3. Dilute the impact of price
This means offering consumers value that they cannot get from the savings that they might make from the price.
Any online shopper can find the best price by searching across channels. And it is absolutely normal for a buyer to heavily research a product on one site (usually the one with the best content and ‘discovery’ experience) only to make the purchase where the best price can be found. Stopping them from doing this is the trick that direct-to-consumer brands must master. It’s to the chagrin of many brands today that while 34% of online consumers said they used branded sites for product inspiration last year, that figure has now dropped to 18%. Our Future Shopper 2020 study also confirmed that Amazon is the main beneficiary.
We have discussed how exclusivity in products and content gives customers a reason to visit D2C sites beyond simple product search, and hopefully make a purchase. But what approaches have the biggest direct impact on negating the obvious attractions of lower prices? Loyalty programmes are one very promising area. In fact, our Ready or Not? research into digital commerce leaders in the UK and US, showed loyalty programmes were the number one area where brands felt they could compete with the likes of Amazon. Nike is a standout example, offering a wealth of attractive training and lifestyle rewards with membership, including the Nike App, Nike Run & Training Clubs, as well as early access to new products and other exclusives.
Another approach is for a brand to demonstrate its purpose and what it stands for. While the drive for the cheapest price can attract certain customers, we increasingly see consumers seeking information about the ethics and sustainability of companies and products.
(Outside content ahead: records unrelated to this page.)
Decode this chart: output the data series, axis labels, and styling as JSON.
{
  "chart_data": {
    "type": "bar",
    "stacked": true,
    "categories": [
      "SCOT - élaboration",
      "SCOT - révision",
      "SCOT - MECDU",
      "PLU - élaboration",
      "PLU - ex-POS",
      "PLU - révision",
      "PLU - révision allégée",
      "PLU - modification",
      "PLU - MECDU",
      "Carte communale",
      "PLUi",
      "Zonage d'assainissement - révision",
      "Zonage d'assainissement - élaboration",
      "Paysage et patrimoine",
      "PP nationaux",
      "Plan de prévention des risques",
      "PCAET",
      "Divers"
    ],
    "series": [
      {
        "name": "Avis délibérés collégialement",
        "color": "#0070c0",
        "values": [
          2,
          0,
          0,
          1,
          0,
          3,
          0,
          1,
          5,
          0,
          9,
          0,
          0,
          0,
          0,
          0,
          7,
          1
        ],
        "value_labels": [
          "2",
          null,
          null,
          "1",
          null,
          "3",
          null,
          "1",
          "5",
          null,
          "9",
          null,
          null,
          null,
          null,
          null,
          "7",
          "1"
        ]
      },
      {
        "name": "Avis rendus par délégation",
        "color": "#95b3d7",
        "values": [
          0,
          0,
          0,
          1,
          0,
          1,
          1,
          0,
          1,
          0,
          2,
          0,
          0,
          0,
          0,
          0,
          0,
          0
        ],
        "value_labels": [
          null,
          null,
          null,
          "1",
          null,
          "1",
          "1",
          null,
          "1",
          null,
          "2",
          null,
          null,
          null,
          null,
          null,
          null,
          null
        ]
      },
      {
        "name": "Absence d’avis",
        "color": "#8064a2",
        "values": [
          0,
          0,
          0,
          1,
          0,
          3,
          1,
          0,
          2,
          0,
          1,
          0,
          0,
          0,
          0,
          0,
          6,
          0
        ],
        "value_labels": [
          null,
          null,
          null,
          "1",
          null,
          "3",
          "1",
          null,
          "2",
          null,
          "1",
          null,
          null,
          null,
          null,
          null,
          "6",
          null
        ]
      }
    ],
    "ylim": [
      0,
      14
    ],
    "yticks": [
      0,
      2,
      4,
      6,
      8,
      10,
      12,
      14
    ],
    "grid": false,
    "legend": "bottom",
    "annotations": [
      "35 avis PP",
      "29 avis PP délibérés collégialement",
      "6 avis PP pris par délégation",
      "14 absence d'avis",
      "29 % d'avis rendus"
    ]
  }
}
For Generation Z (6-16 year olds), 66% want to buy products from companies that are trying to do good in the world. The figure for active consumers (16+) is also high, with 71% of online shoppers saying they wish retailers and brands offered better environmental practices such as less packaging. More than half (55%) said that they considered a company’s ethics and morals when making purchasing decisions.
Unilever anticipated this trend a decade ago, launching its Sustainable Living brands plan in 2010. And, notably, the 26 associated brands (including Dove, Lipton and Hellman’s) have grown 46% faster than the rest of its business. Clearly, Unilever is delivering on its sustainability promises and having a positive impact with consumers at the same time.
Experience as a core proposition
The key point is that some consumers will overlook cheaper options elsewhere for the right kind of exclusivity, for example, if they feel like they are a valued member of a club or community, or if their purchase aligns with their values. To avoid being dragged into discounting battles that brands are usually doomed to lose, it is therefore important to make the experience a core part of the proposition, so price isn’t the only factor customers weigh up when it comes to buying direct from you.
Making every experience shoppable is the new retail holy grail. Brands and retailers need to deliver richer narratives that seamlessly weave content with commerce functionality throughout the user journey. Today’s leading ecommerce technology solutions allow businesses to do this too. If you’re able to join up and mine the shopper data across your organisation, and have the people, processes and tech in place to make it happen, you’re in a strong position to deliver experience-inspired retail fit for today’s shoppers.